If being inconsistent with above feature with GC, the HPLC-DAD-MS in the checking matter (do not conform to for when HPLC-DAD-MS analyzes, near 520nm, having only a tangible absorption peak, uv-spectrogram is for to have two places to absorb by force at 280nm and 520nm, false molion m/z=449, fragmention m/z=287; GC then only detects tangible glucose when analyzing), then be mixed with the coloring matter except that red bayberry in the checking matter.If the HPLC-DAD-MS in the checking matter conforms to above feature with GC, but being lower than red bayberry, anthocyanin content processes genuine piece at the content in corresponding storage stage, then be mixed with the colourless substance except that red bayberry in the checking matter.

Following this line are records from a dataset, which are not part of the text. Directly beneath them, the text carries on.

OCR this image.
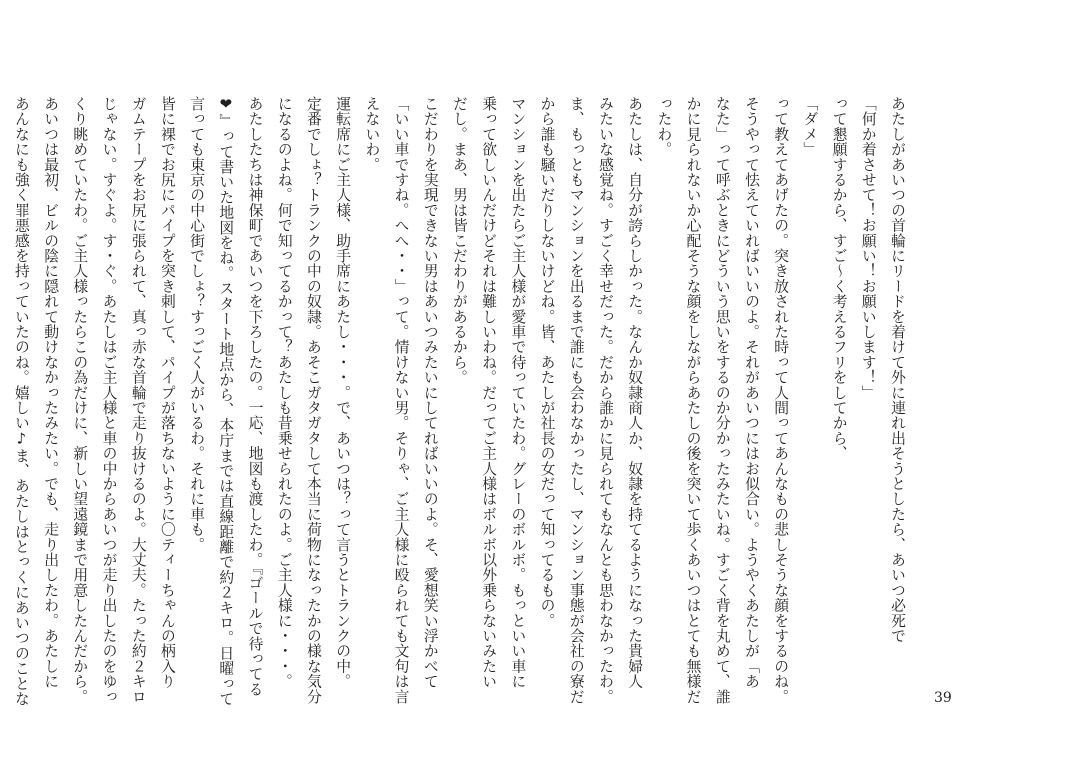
あたしがあいつの首輪にリードを着けて外に連れ出そうとしたら、あいつ必死で
「何か着させて！お願い！お願いします！」
って懇願するから、すご〜く考えるフリをしてから、
「ダメ」
って教えてあげたの。突き放された時って人間ってあんなもの悲しそうな顔をするのね。
そうやって怯えていればいいのよ。それがあいつにはお似合い。ようやくあたしが「あ
なた」って呼ぶときにどういう思いをするのか分かったみたいね。すごく背を丸めて、誰
かに見られないか心配そうな顔をしながらあたしの後を突いて歩くあいつはとても無様だ
ったわ。
あたしは、自分が誇らしかった。なんか奴隷商人か、奴隷を持てるようになった貴婦人
みたいな感覚ね。すごく幸せだった。だから誰かに見られてもなんとも思わなかったわ。
ま、もっともマンションを出るまで誰にも会わなかったし、マンション事態が会社の寮だ
から誰も騒いだりしないけどね。皆、あたしが社長の女だって知ってるもの。
マンションを出たらご主人様が愛車で待っていたわ。グレーのボルボ。もっといい車に
乗って欲しいんだけどそれは難しいわね。だってご主人様はボルボ以外乗らないみたい
だし。まあ、男は皆こだわりがあるから。
こだわりを実現できない男はあいつみたいにしてればいいのよ。そ、愛想笑い浮かべて
「いい車ですね。へへ・・」って。情けない男。そりゃ、ご主人様に殴られても文句は言
えないわ。
運転席にご主人様、助手席にあたし・・・。で、あいつは？って言うとトランクの中。
定番でしょ？トランクの中の奴隷。あそこガタガタして本当に荷物になったかの様な気分
になるのよね。何で知ってるかって？あたしも昔乗せられたのよ。ご主人様に・・・。
あたしたちは神保町であいつを下ろしたの。一応、地図も渡したわ。『ゴールで待ってる
❤』って書いた地図をね。スタート地点から、本庁までは直線距離で約２キロ。日曜って
言っても東京の中心街でしょ？すっごく人がいるわ。それに車も。
皆に裸でお尻にパイプを突き刺して、パイプが落ちないように〇ティーちゃんの柄入り
ガムテープをお尻に張られて、真っ赤な首輪で走り抜けるのよ。大丈夫。たった約２キロ
じゃない。すぐよ。す・ぐ。あたしはご主人様と車の中からあいつが走り出したのをゆっ
くり眺めていたわ。ご主人様ったらこの為だけに、新しい望遠鏡まで用意したんだから。
あいつは最初、ビルの陰に隠れて動けなかったみたい。でも、走り出したわ。あたしに
あんなにも強く罪悪感を持っていたのね。嬉しい♪ま、あたしはとっくにあいつのことな	39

Embodiment 2: be the analyzing detecting method of whether mingling in the gooseberry jam of raw material (corresponding collection of illustrative plates slightly) with the Fragrance Hill red bayberry.
Earlier the gooseberry jam of not mingling is preserved the content of stage anthocyanin with difference pH method working sample in difference, and set up the anthocyanin content database of different phase.Method is when sample extraction, gets 5g jam, uses the hydrochloric acid methanol of 100mL 0.1% to stir extraction 1 hour at 25 ℃, and extract filter paper filtering suction filtration, residue stir extraction once with the hydrochloric acid methanol of 50mL 0.1% at 25 ℃ again.Extract is merged, with Rotary Evaporators at reduction vaporization below 45 ℃ to doing, residue dissolves with 0.1% acidifying water, again with 0.1% acidified aqueous solution constant volume to 5mL (A1), use the content of anthocyanin in the difference pH method working sample then.Then with A1 carry out HPLC-DAD-MS and GC when analyzing then with embodiment 1.

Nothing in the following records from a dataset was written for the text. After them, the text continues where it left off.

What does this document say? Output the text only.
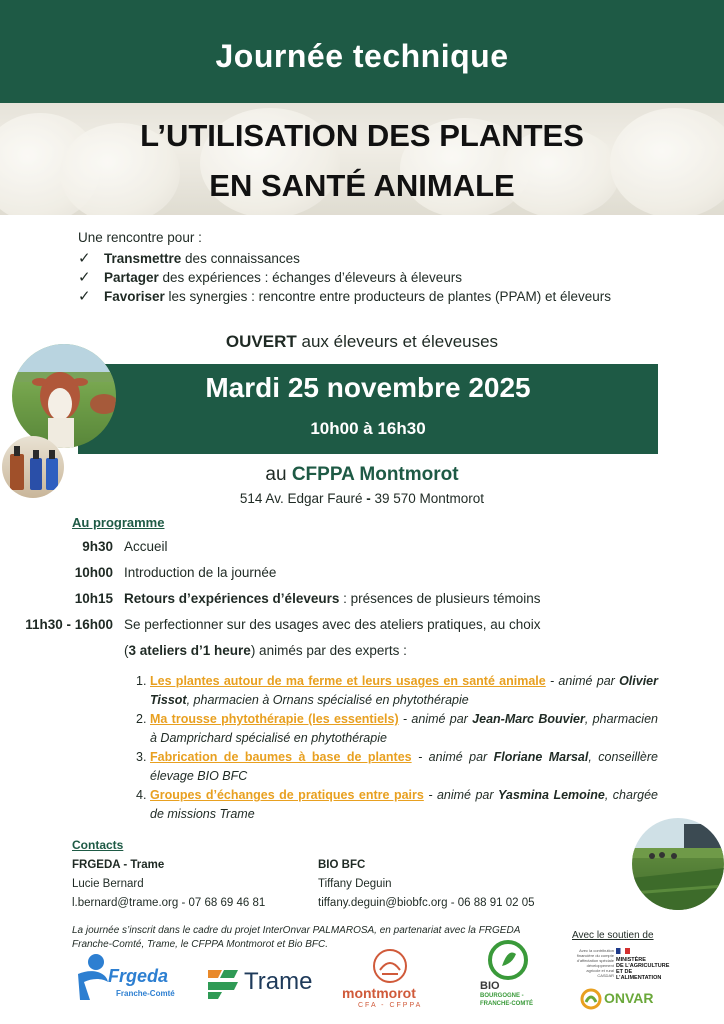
Journée technique
L’UTILISATION DES PLANTES
EN SANTÉ ANIMALE
Une rencontre pour :
✓ Transmettre des connaissances
✓ Partager des expériences : échanges d’éleveurs à éleveurs
✓ Favoriser les synergies : rencontre entre producteurs de plantes (PPAM) et éleveurs
OUVERT aux éleveurs et éleveuses
Mardi 25 novembre 2025
10h00 à 16h30
au CFPPA Montmorot
514 Av. Edgar Fauré - 39 570 Montmorot
Au programme
9h30 Accueil
10h00 Introduction de la journée
10h15 Retours d’expériences d’éleveurs : présences de plusieurs témoins
11h30 - 16h00 Se perfectionner sur des usages avec des ateliers pratiques, au choix
(3 ateliers d’1 heure) animés par des experts :
1. Les plantes autour de ma ferme et leurs usages en santé animale - animé par Olivier Tissot, pharmacien à Ornans spécialisé en phytothérapie
2. Ma trousse phytothérapie (les essentiels) - animé par Jean-Marc Bouvier, pharmacien à Damprichard spécialisé en phytothérapie
3. Fabrication de baumes à base de plantes - animé par Floriane Marsal, conseillère élevage BIO BFC
4. Groupes d’échanges de pratiques entre pairs - animé par Yasmina Lemoine, chargée de missions Trame
Contacts
FRGEDA - Trame
Lucie Bernard
l.bernard@trame.org - 07 68 69 46 81
BIO BFC
Tiffany Deguin
tiffany.deguin@biobfc.org - 06 88 91 02 05
La journée s’inscrit dans le cadre du projet InterOnvar PALMAROSA, en partenariat avec la FRGEDA Franche-Comté, Trame, le CFPPA Montmorot et Bio BFC.
Avec le soutien de
Frgeda
Franche-Comté	Trame montmorot
CFA - CFPPA
BIO
BOURGOGNE -
FRANCHE-COMTÉ
Avec la contribution financière du compte d’affectation spéciale développement agricole et rural CASDAR
MINISTÈRE
DE L’AGRICULTURE
ET DE L’ALIMENTATION
ONVAR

If being inconsistent with above feature with GC, the HPLC-DAD-MS in the checking matter (do not conform to for when HPLC-DAD-MS analyzes, near 520nm, having only a tangible absorption peak, uv-spectrogram is for to have two places to absorb by force at 280nm and 520nm, false molion m/z=449, fragmention m/z=287; GC then only detects tangible glucose when analyzing), then be mixed with the coloring matter except that red bayberry in the checking matter.If the HPLC-DAD-MS in the checking matter conforms to above feature with GC, but being lower than red bayberry, anthocyanin content processes genuine piece at the content in corresponding storage stage, then be mixed with the colourless substance except that red bayberry in the checking matter.